Allopregnanolone and its precursor progesterone do not reduce injury after experimental stroke in hypertensive rats - Role of postoperative temperature regulation?
Spratt, NJ and Tomkins, AJ and Pepperall, D and McLeod, DD and Calford, MB, Allopregnanolone and its precursor progesterone do not reduce injury after experimental stroke in hypertensive rats - Role of postoperative temperature regulation?, PLoS One, 9, (9) Article e107752. ISSN 1932-6203 (2014) [Refereed Article]

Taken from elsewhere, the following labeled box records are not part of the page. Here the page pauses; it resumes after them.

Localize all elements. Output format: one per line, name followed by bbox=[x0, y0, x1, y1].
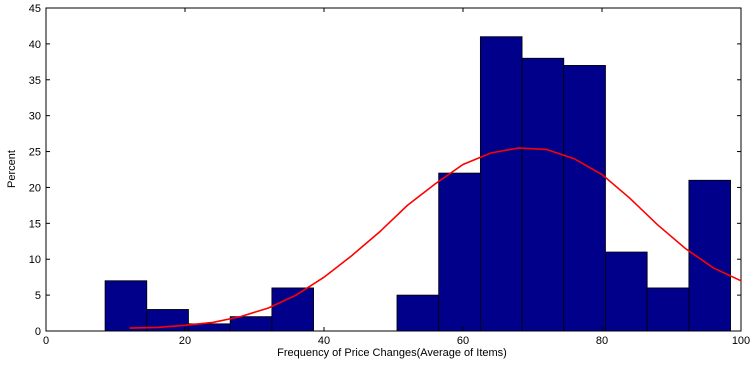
y-tick-label: 30 bbox=[29, 111, 41, 123]
y-tick-label: 0 bbox=[35, 326, 41, 338]
y-tick-label: 45 bbox=[29, 3, 41, 15]
histogram-bar bbox=[229, 316, 273, 332]
y-axis-label: Percent bbox=[6, 150, 18, 188]
histogram-bar bbox=[271, 287, 314, 332]
histogram-bar bbox=[438, 172, 481, 332]
histogram-bar bbox=[396, 294, 440, 332]
histogram-bar bbox=[104, 280, 148, 332]
x-tick-label: 100 bbox=[732, 335, 750, 347]
x-tick-label: 60 bbox=[457, 335, 469, 347]
histogram-bar bbox=[563, 65, 606, 332]
y-tick-label: 5 bbox=[35, 290, 41, 302]
y-tick-label: 35 bbox=[29, 75, 41, 87]
y-tick-label: 10 bbox=[29, 254, 41, 266]
x-tick-label: 0 bbox=[43, 335, 49, 347]
x-tick-label: 40 bbox=[318, 335, 330, 347]
y-tick-label: 15 bbox=[29, 218, 41, 230]
histogram-bars bbox=[104, 36, 731, 332]
histogram-bar bbox=[479, 36, 523, 332]
y-tick-label: 20 bbox=[29, 182, 41, 194]
axis-ticks: 0 20 40 60 80 100 0 5 10 15 20 25 30 35 40 45 bbox=[29, 3, 750, 347]
x-tick-label: 20 bbox=[179, 335, 191, 347]
histogram-bar bbox=[521, 57, 565, 332]
y-tick-label: 25 bbox=[29, 147, 41, 159]
histogram-bar bbox=[605, 251, 648, 332]
fit-curve bbox=[129, 147, 742, 329]
histogram-bar bbox=[646, 287, 690, 332]
x-tick-label: 80 bbox=[596, 335, 608, 347]
y-tick-label: 40 bbox=[29, 39, 41, 51]
x-axis-label: Frequency of Price Changes(Average of It… bbox=[277, 347, 507, 359]
fit-curve-group bbox=[129, 147, 742, 329]
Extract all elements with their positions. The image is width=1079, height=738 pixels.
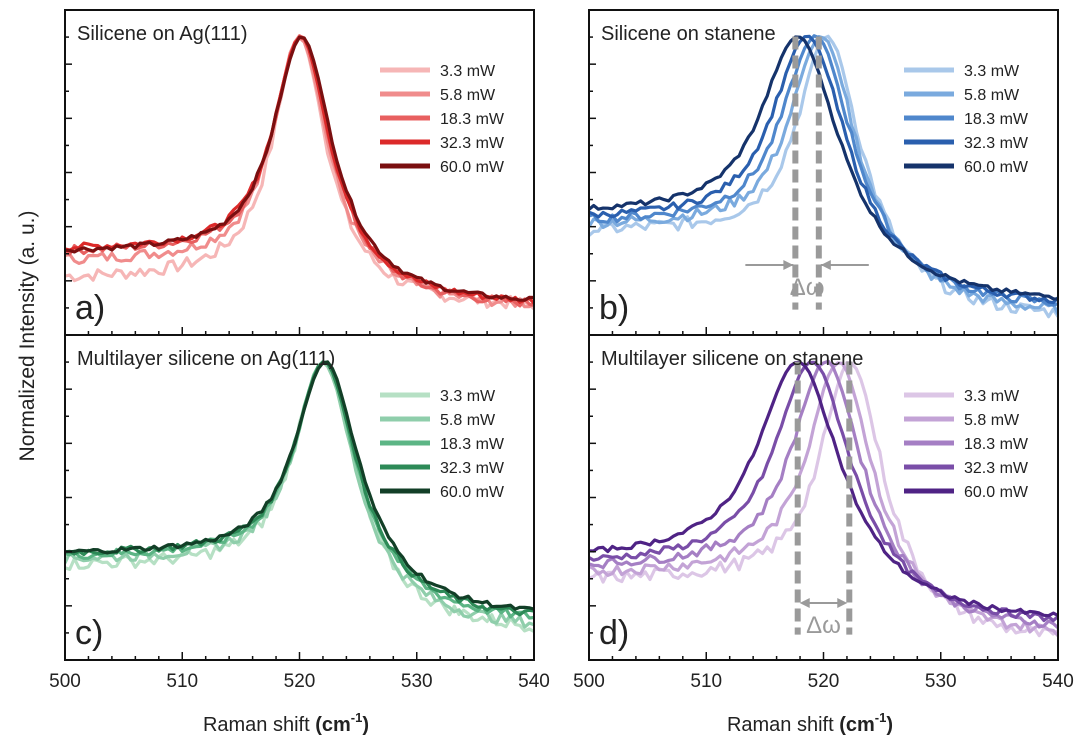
series-line-3 [589, 34, 1058, 307]
x-axis-label-unit-sup: -1 [875, 710, 887, 725]
legend-entry: 3.3 mW [440, 388, 496, 405]
x-axis-label-right: Raman shift (cm-1) [727, 710, 893, 736]
x-axis-label-text: Raman shift [727, 714, 839, 736]
x-tick-label: 520 [808, 671, 840, 692]
x-axis-label-text: Raman shift [203, 714, 315, 736]
series-group [589, 34, 1058, 319]
legend: 3.3 mW 5.8 mW 18.3 mW 32.3 mW 60.0 mW [904, 388, 1029, 501]
series-line-2 [589, 35, 1058, 315]
series-line-5 [65, 360, 534, 611]
legend: 3.3 mW 5.8 mW 18.3 mW 32.3 mW 60.0 mW [380, 63, 505, 176]
legend-entry: 32.3 mW [964, 460, 1029, 477]
legend-entry: 5.8 mW [964, 412, 1020, 429]
y-ticks [65, 9, 72, 336]
y-ticks [589, 334, 596, 661]
arrowhead-icon [837, 598, 848, 608]
legend-entry: 60.0 mW [440, 159, 505, 176]
legend-entry: 60.0 mW [964, 159, 1029, 176]
y-ticks [589, 9, 596, 336]
x-axis-label-unit-close: ) [886, 714, 893, 736]
x-axis-label-unit-open: (cm [839, 714, 875, 736]
legend-entry: 18.3 mW [440, 111, 505, 128]
legend-entry: 32.3 mW [964, 135, 1029, 152]
panel-3: 500 510 520 530 540 Multilayer silicene on Ag… [49, 334, 550, 692]
x-ticks: 500 510 520 530 540 [573, 652, 1074, 692]
series-line-5 [589, 360, 1058, 618]
panel-1: Silicene on Ag(111) a) 3.3 mW 5.8 mW 18.3 mW… [64, 9, 535, 336]
panel-label: b) [599, 289, 629, 327]
series-line-4 [589, 34, 1058, 305]
series-line-5 [589, 35, 1058, 301]
legend-entry: 18.3 mW [440, 436, 505, 453]
arrowhead-icon [783, 260, 794, 270]
x-axis-label-left: Raman shift (cm-1) [203, 710, 369, 736]
svg-text:Raman shift (cm-1): Raman shift (cm-1) [203, 710, 369, 736]
x-tick-label: 520 [284, 671, 316, 692]
y-axis-label: Normalized Intensity (a. u.) [16, 211, 39, 462]
x-tick-label: 530 [925, 671, 957, 692]
series-group [589, 359, 1058, 638]
x-tick-label: 540 [1042, 671, 1074, 692]
x-tick-label: 500 [49, 671, 81, 692]
legend-entry: 3.3 mW [964, 63, 1020, 80]
x-ticks [64, 327, 535, 335]
delta-omega-label: Δω [806, 612, 841, 639]
panel-label: d) [599, 614, 629, 652]
x-ticks: 500 510 520 530 540 [49, 652, 550, 692]
panel-title: Multilayer silicene on Ag(111) [77, 348, 335, 370]
legend-entry: 5.8 mW [440, 87, 496, 104]
x-tick-label: 510 [690, 671, 722, 692]
delta-omega-annotation: Δω [745, 36, 869, 310]
legend-entry: 18.3 mW [964, 436, 1029, 453]
panel-label: c) [75, 614, 103, 652]
arrowhead-icon [820, 260, 831, 270]
y-ticks [65, 334, 72, 661]
series-line-4 [589, 360, 1058, 623]
panel-2: Δω Silicene on stanene b) 3.3 mW 5.8 mW 18.3 … [588, 9, 1059, 336]
svg-text:Raman shift (cm-1): Raman shift (cm-1) [727, 710, 893, 736]
x-tick-label: 530 [401, 671, 433, 692]
legend-entry: 3.3 mW [440, 63, 496, 80]
series-line-1 [589, 360, 1058, 638]
x-axis-label-unit-open: (cm [315, 714, 351, 736]
x-tick-label: 510 [166, 671, 198, 692]
legend-entry: 60.0 mW [440, 484, 505, 501]
delta-omega-annotation: Δω [794, 361, 853, 639]
legend-entry: 3.3 mW [964, 388, 1020, 405]
arrowhead-icon [799, 598, 810, 608]
x-axis-label-unit-sup: -1 [351, 710, 363, 725]
x-tick-label: 500 [573, 671, 605, 692]
legend: 3.3 mW 5.8 mW 18.3 mW 32.3 mW 60.0 mW [380, 388, 505, 501]
legend-entry: 32.3 mW [440, 135, 505, 152]
legend-entry: 5.8 mW [964, 87, 1020, 104]
panel-title: Silicene on stanene [601, 23, 776, 45]
series-group [65, 34, 534, 311]
legend-entry: 60.0 mW [964, 484, 1029, 501]
panel-label: a) [75, 289, 105, 327]
series-line-2 [589, 361, 1058, 637]
legend-entry: 32.3 mW [440, 460, 505, 477]
delta-omega-label: Δω [790, 274, 825, 301]
x-axis-label-unit-close: ) [362, 714, 369, 736]
panel-title: Multilayer silicene on stanene [601, 348, 863, 370]
panels-group: Silicene on Ag(111) a) 3.3 mW 5.8 mW 18.3 mW… [49, 9, 1074, 692]
legend-entry: 18.3 mW [964, 111, 1029, 128]
legend-entry: 5.8 mW [440, 412, 496, 429]
series-group [65, 359, 534, 633]
x-tick-label: 540 [518, 671, 550, 692]
series-line-5 [65, 35, 534, 302]
panel-4: Δω 500 510 520 530 540 Multilayer silicene on … [573, 334, 1074, 692]
legend: 3.3 mW 5.8 mW 18.3 mW 32.3 mW 60.0 mW [904, 63, 1029, 176]
x-ticks [588, 327, 1059, 335]
panel-title: Silicene on Ag(111) [77, 23, 247, 45]
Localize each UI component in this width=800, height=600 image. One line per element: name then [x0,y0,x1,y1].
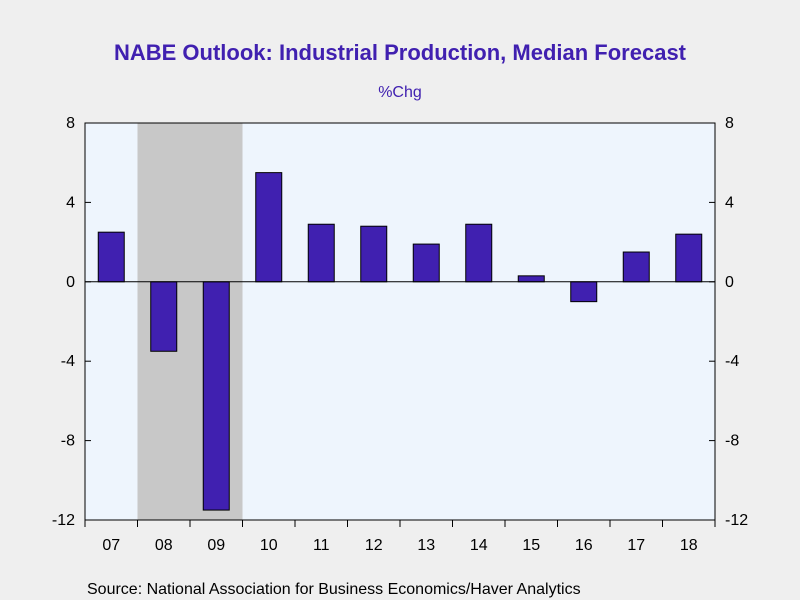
ytick-label-right: 0 [725,274,734,291]
ytick-label-left: 4 [66,194,75,211]
bar-10 [255,172,283,283]
ytick-label-right: -8 [725,433,739,450]
xtick-label-15: 15 [522,537,540,554]
ytick-label-left: 0 [66,274,75,291]
ytick-label-left: 8 [66,115,75,132]
xtick-label-11: 11 [313,537,330,554]
xtick-label-17: 17 [627,537,645,554]
bar-08 [150,281,178,352]
xtick-label-12: 12 [365,537,383,554]
ytick-label-right: 4 [725,194,734,211]
bar-18 [675,233,703,283]
ytick-label-right: -4 [725,353,739,370]
source-note: Source: National Association for Busines… [87,581,581,598]
bar-13 [412,243,440,283]
chart-subtitle: %Chg [378,84,422,101]
xtick-label-13: 13 [417,537,435,554]
bar-17 [622,251,650,283]
bar-11 [307,223,335,283]
xtick-label-09: 09 [207,537,225,554]
ytick-label-right: -12 [725,512,748,529]
ytick-label-left: -12 [52,512,75,529]
bar-14 [465,223,493,283]
bar-12 [360,225,388,283]
xtick-label-18: 18 [680,537,698,554]
bar-16 [570,281,598,303]
xtick-label-16: 16 [575,537,593,554]
bar-09 [202,281,230,511]
xtick-label-14: 14 [470,537,488,554]
xtick-label-08: 08 [155,537,173,554]
bars-group [97,172,703,511]
xtick-label-10: 10 [260,537,278,554]
ytick-label-left: -4 [61,353,75,370]
bar-15 [517,275,545,283]
ytick-label-right: 8 [725,115,734,132]
ytick-label-left: -8 [61,433,75,450]
bar-07 [97,231,125,283]
ticks-group: 8 8 4 4 0 0 -4 -4 -8 -8 -12 -12 07 08 09 10 11 12 13 14 15 16… [52,115,748,554]
xtick-label-07: 07 [102,537,120,554]
chart-title: NABE Outlook: Industrial Production, Med… [114,40,687,65]
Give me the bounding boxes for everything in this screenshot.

Allopregnanolone is a neurosteroid synthesized from progesterone in brain. It increases inhibition through modulation of the gamma-aminobutyric acid type A (GABA-A) receptor. Both agents are putative neuroprotectants after ischemic stroke. We sought to confirm their effectiveness in a hypertensive rat stroke model, with intra- and post-operative temperature regulation. The primary study compared allopregnanolone, progesterone or vehicle control treatments, administered 105 minutes after induction of temporary middle cerebral artery occlusion in spontaneously hypertensive rats. Temperature was controlled intraoperatively and a heat mat used in the 6 hours postoperatively to permit animal temperature self-regulation. The primary outcome was infarct volume and secondary outcomes were tests of sensory and motor function. There was no significant effect of treatment on any outcome measure. Given prior reports of GABA-A receptor agonists causing hypothermia, follow-up experiments were conducted to examine postoperative temperature regulation. These did not reveal a difference in postoperative temperature in neurosteroid-treated animals compared to control. However, in all rats maintained postoperatively in ambient temperature, moderate hypothermia was observed. This was in contrast to rats maintained over a heat mat. The lowest mean postoperative temperature was between 34.4-34.9°C in all 3 groups. These data do not support a neuroprotective effect of allopregnanolone or progesterone in ischemic stroke in hypertensives in the setting of normothermia. Given previous evidence of synergy between neuroprotective agents and hypothermia, demonstration of neuroprotective effect of these agents in the absence of postoperative hypothermia would be prudent before consideration of these agents for further clinical investigation.